Tue, 27 May 2014 11:26:25 CDT
Derrell S. Peel, Oklahoma State University Extension Livestock Marketing Specialist
The effects of many years of cattle herd liquidation and the inevitable decreases in beef production have become glaringly obvious in 2014. Cattle slaughter is down 6.3 percent leading to a 5.7 percent decrease in beef production so far this year. Cattle and beef prices have reached record levels and the certainty of high prices for the foreseeable future makes the question of cow herd expansion one that is top of mind for the industry and increasingly for consumers as well. Herd expansion will make tight beef supplies even tighter for two or three years before beef production responds but the sooner expansion starts, the sooner beef production can grow to meet domestic and international demand for U.S. beef.
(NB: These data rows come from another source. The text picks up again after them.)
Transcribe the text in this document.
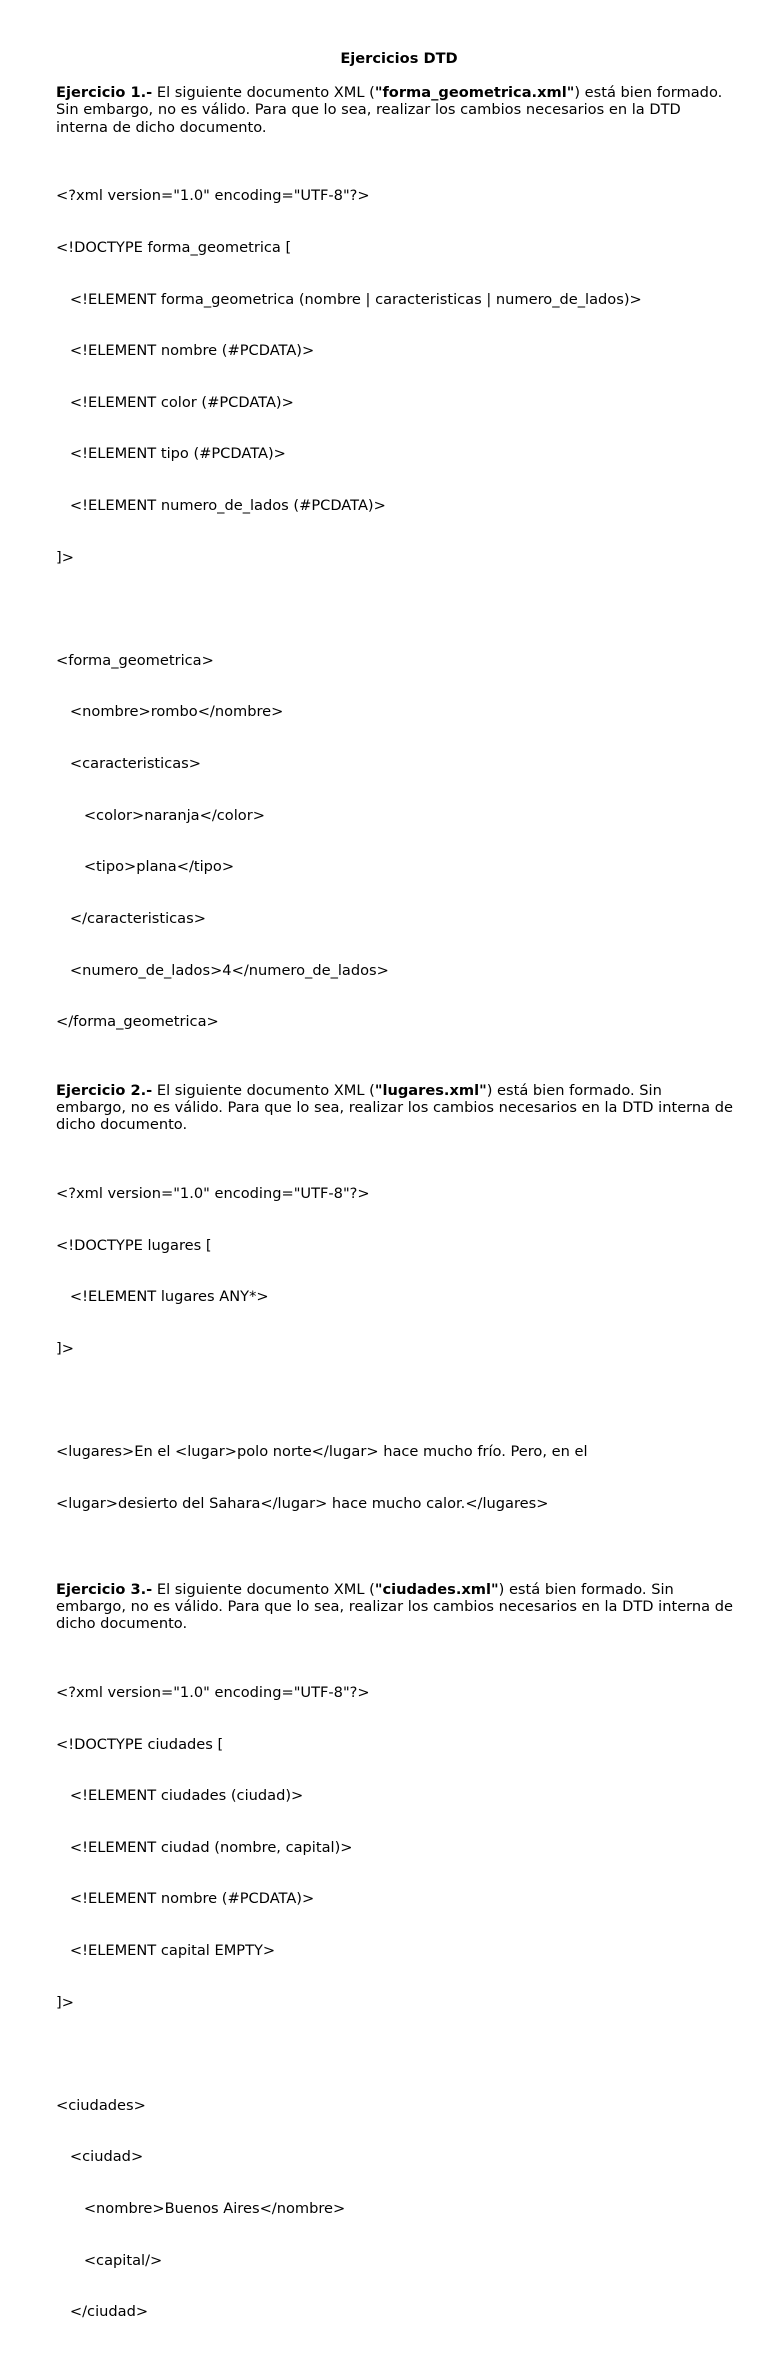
Ejercicios DTD

Ejercicio 1.- El siguiente documento XML ("forma_geometrica.xml") está bien formado. Sin embargo, no es válido. Para que lo sea, realizar los cambios necesarios en la DTD interna de dicho documento.

<?xml version="1.0" encoding="UTF-8"?>

<!DOCTYPE forma_geometrica [

<!ELEMENT forma_geometrica (nombre | caracteristicas | numero_de_lados)>

<!ELEMENT nombre (#PCDATA)>

<!ELEMENT color (#PCDATA)>

<!ELEMENT tipo (#PCDATA)>

<!ELEMENT numero_de_lados (#PCDATA)>

]>

<forma_geometrica>

<nombre>rombo</nombre>

<caracteristicas>

<color>naranja</color>

<tipo>plana</tipo>

</caracteristicas>

<numero_de_lados>4</numero_de_lados>

</forma_geometrica>

Ejercicio 2.- El siguiente documento XML ("lugares.xml") está bien formado. Sin embargo, no es válido. Para que lo sea, realizar los cambios necesarios en la DTD interna de dicho documento.

<?xml version="1.0" encoding="UTF-8"?>

<!DOCTYPE lugares [

<!ELEMENT lugares ANY*>

]>

<lugares>En el <lugar>polo norte</lugar> hace mucho frío. Pero, en el

<lugar>desierto del Sahara</lugar> hace mucho calor.</lugares>

Ejercicio 3.- El siguiente documento XML ("ciudades.xml") está bien formado. Sin embargo, no es válido. Para que lo sea, realizar los cambios necesarios en la DTD interna de dicho documento.

<?xml version="1.0" encoding="UTF-8"?>

<!DOCTYPE ciudades [

<!ELEMENT ciudades (ciudad)>

<!ELEMENT ciudad (nombre, capital)>

<!ELEMENT nombre (#PCDATA)>

<!ELEMENT capital EMPTY>

]>

<ciudades>

<ciudad>

<nombre>Buenos Aires</nombre>

<capital/>

</ciudad>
The January 1, 2014 inventory of beef replacement heifers indicated a 90,000 head year over year increase, up 1.7 percent from 2013. While this indicates producer intentions regarding heifer retention, there is no guarantee that intended replacements will actually enter the cow herd. In fact, in both 2012 and 2013, more replacement heifers were in inventory on January 1 but unfavorable conditions led to herd liquidation rather than expansion in those years. Moderate improvement in forage conditions in last half of 2013 led to strong indications of herd expansion intentions including the additional replacement heifers mentioned above and a 13.5 percent decrease in beef cow slaughter. Increased heifer retention has also been indicated by sharp year over year decrease in heifers on feed since last October. Despite apparent herd expansion intentions in late 2013, enough liquidation occurred early in the year to result in a 0.9 percent decrease in beef cow inventory for the year.
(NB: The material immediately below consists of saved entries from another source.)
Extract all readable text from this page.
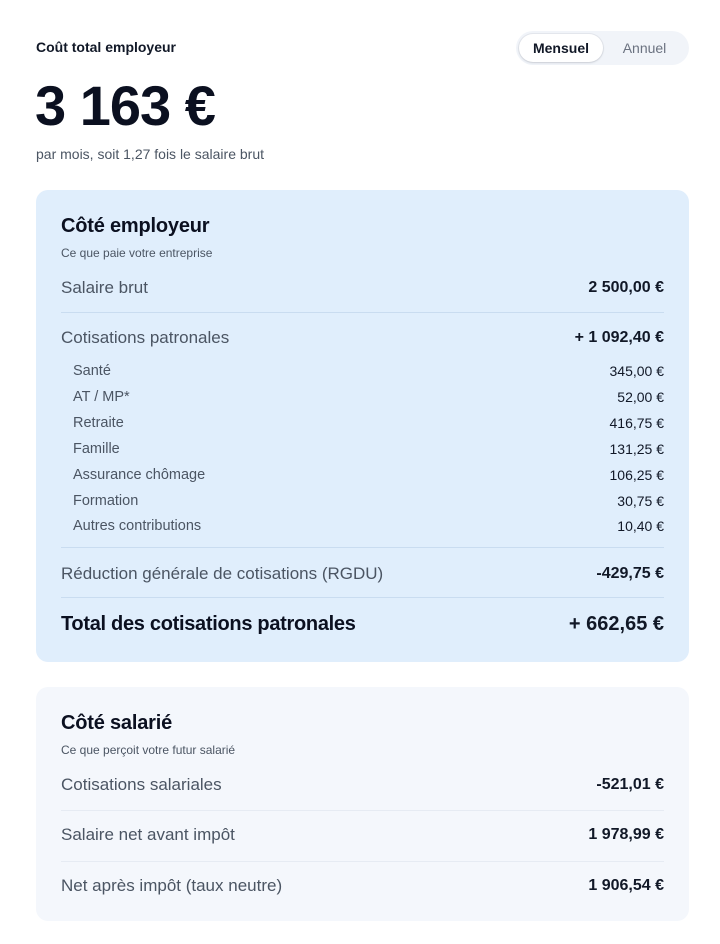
Coût total employeur	Mensuel	Annuel
3 163 €
par mois, soit 1,27 fois le salaire brut
Côté employeur
Ce que paie votre entreprise
Salaire brut	2 500,00 €
Cotisations patronales	+ 1 092,40 €
Santé	345,00 €
AT / MP*	52,00 €
Retraite	416,75 €
Famille	131,25 €
Assurance chômage	106,25 €
Formation	30,75 €
Autres contributions	10,40 €
Réduction générale de cotisations (RGDU)	-429,75 €
Total des cotisations patronales	+ 662,65 €
Côté salarié
Ce que perçoit votre futur salarié
Cotisations salariales	-521,01 €
Salaire net avant impôt	1 978,99 €
Net après impôt (taux neutre)	1 906,54 €
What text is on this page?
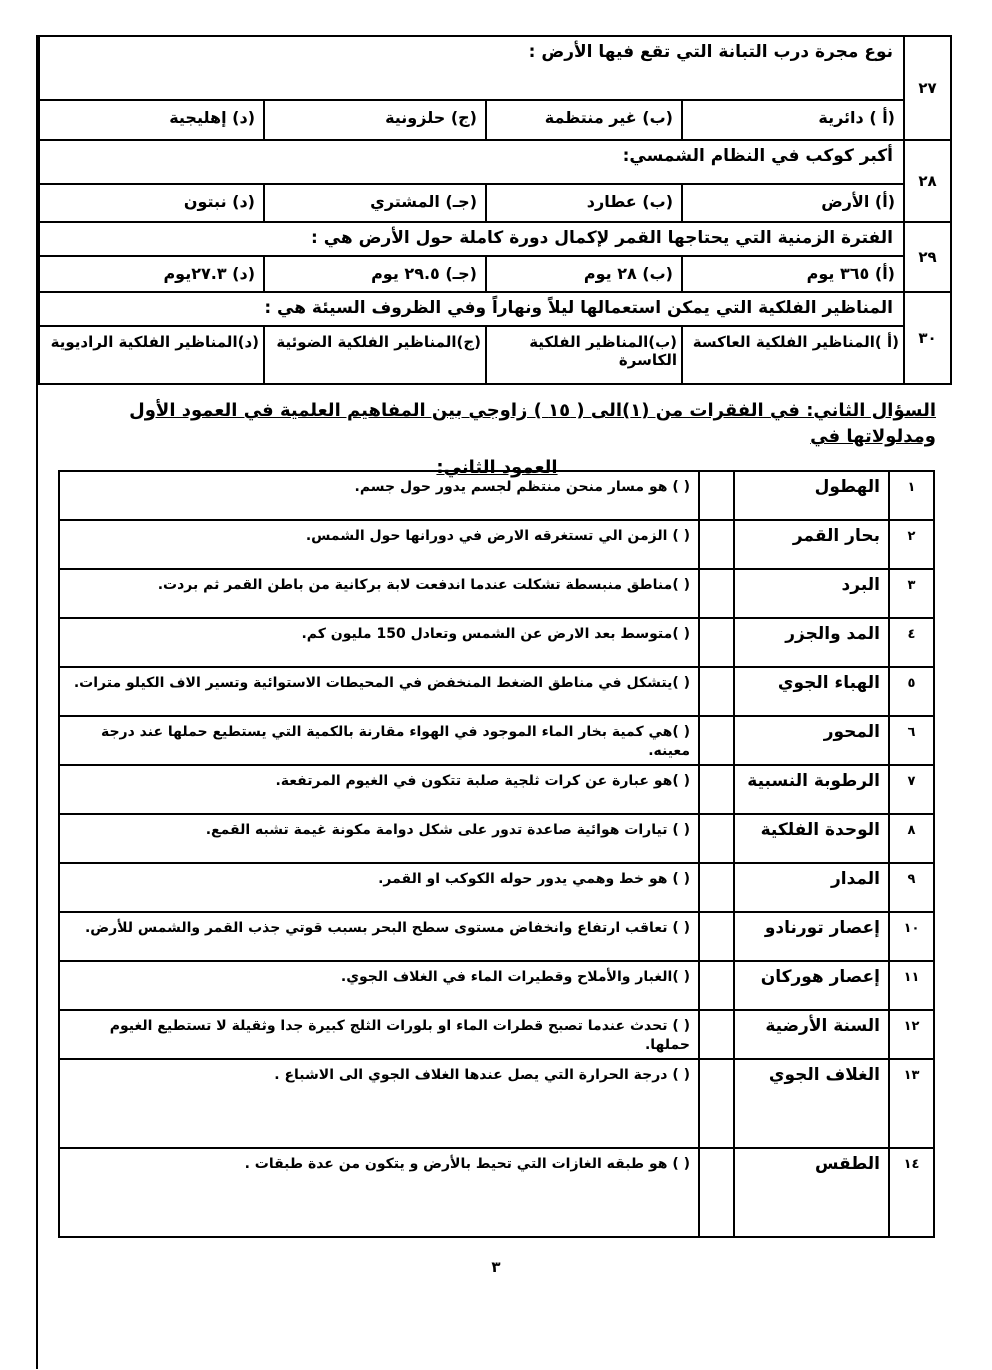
٢٧	نوع مجرة درب التبانة التي تقع فيها الأرض :			
	(أ ) دائرية	(ب) غير منتظمة	(ج) حلزونية	(د) إهليجية
٢٨	أكبر كوكب في النظام الشمسي:			
	(أ) الأرض	(ب) عطارد	(جـ) المشتري	(د) نبتون
٢٩	الفترة الزمنية التي يحتاجها القمر لإكمال دورة كاملة حول الأرض هي :			
	(أ) ٣٦٥ يوم	(ب) ٢٨ يوم	(جـ) ٢٩.٥ يوم	(د) ٢٧.٣يوم
٣٠	المناظير الفلكية التي يمكن استعمالها ليلاً ونهاراً وفي الظروف السيئة هي :			
	(أ )المناظير الفلكية العاكسة	(ب)المناظير الفلكية الكاسرة	(ج)المناظير الفلكية الضوئية	(د)المناظير الفلكية الراديوية
السؤال الثاني: في الفقرات من (١)الى ( ١٥ ) زاوجي بين المفاهيم العلمية في العمود الأول ومدلولاتها في
العمود الثاني:
١	الهطول		( ) هو مسار منحن منتظم لجسم يدور حول جسم.
٢	بحار القمر		( ) الزمن الي تستغرقه الارض في دورانها حول الشمس.
٣	البرد		( )مناطق منبسطة تشكلت عندما اندفعت لابة بركانية من باطن القمر ثم بردت.
٤	المد والجزر		( )متوسط بعد الارض عن الشمس وتعادل 150 مليون كم.
٥	الهباء الجوي		( )يتشكل في مناطق الضغط المنخفض في المحيطات الاستوائية وتسير الاف الكيلو مترات.
٦	المحور		( )هي كمية بخار الماء الموجود في الهواء مقارنة بالكمية التي يستطيع حملها عند درجة معينه.
٧	الرطوبة النسبية		( )هو عبارة عن كرات ثلجية صلبة تتكون في الغيوم المرتفعة.
٨	الوحدة الفلكية		( ) تيارات هوائية صاعدة تدور على شكل دوامة مكونة غيمة تشبه القمع.
٩	المدار		( ) هو خط وهمي يدور حوله الكوكب او القمر.
١٠	إعصار تورنادو		( ) تعاقب ارتفاع وانخفاض مستوى سطح البحر بسبب قوتي جذب القمر والشمس للأرض.
١١	إعصار هوركان		( )الغبار والأملاح وقطيرات الماء في الغلاف الجوي.
١٢	السنة الأرضية		( ) تحدث عندما تصبح قطرات الماء او بلورات الثلج كبيرة جدا وثقيلة لا تستطيع الغيوم حملها.
١٣	الغلاف الجوي		( ) درجة الحرارة التي يصل عندها الغلاف الجوي الى الاشباع .
١٤	الطقس		( ) هو طبقه الغازات التي تحيط بالأرض و يتكون من عدة طبقات .
٣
So far this year, the indications are that herd expansion plans are still moving forward. Heifer slaughter is down 8.1 percent for the year to date compared to this time last year when heifer slaughter was down 4.2 percent year over year. Perhaps more telling is that heifer slaughter in the last six weeks has been down 10.3 percent compared to a 0.5 percent year over year decrease for the same period last year. The year over year comparison of beef cow slaughter is even more suggestive. Beef cow slaughter for the year to date this year is down 12.7 percent compared to a one percent increase for the year to date in 2013 compared to 2012. In the last six weeks, beef cow slaughter has been down 21.9 percent. This contrasts to the same period in April and May of 2013 when beef cow slaughter increased by 20.3 percent year over year as the delayed spring; lack of hay; and drought conditions forced additional herd liquidation.
Recent redevelopment of drought conditions in parts of the Southern Plains raised concerns that herd expansion would once again be preempted. However, despite severe winter weather and another delayed spring, USDA reported that U.S. hay stocks on May 1 were up nearly 36 percent from year ago levels. Increased hay stocks in most states indicated that cattle operations came through the winter in better shape and with somewhat more management flexibility than last year. Memorial Day weekend brought a significantly different weather pattern to the Southern Plains with much of the worst drought areas receiving several waves of rainfall. The rain continues and the finally tally is not known yet but there is no doubt that this is the most significant rainfall in the region in many months. While this rain will not eliminate the drought, it is very timely from a forage perspective and revives hope for continued improvement in the region.
Though conditions are still tenuous, it appears that initial herd expansion is underway and modest herd growth is possible in 2014. Heifer and beef cow slaughter totals so far this year suggest that herd expansion plans going into 2014 are still intact. Aggregate numbers suggest that beef cow herd expansion up to one percent could be possible in 2014 but a review of individual states where herd expansion is most feasible indicates that net herd growth of perhaps one-half percent is more likely. From the low current beef cow inventory of 29.0 million head, this would add perhaps 200,000 head to the beef cow inventory this year and is a reminder that the rebuilding process will take several years. If beef cow herd expansion does start in 2014, it will likely to take until 2017, at least, to recover drought liquidation since 2011 and expansion beyond that level could take the rest of this decade.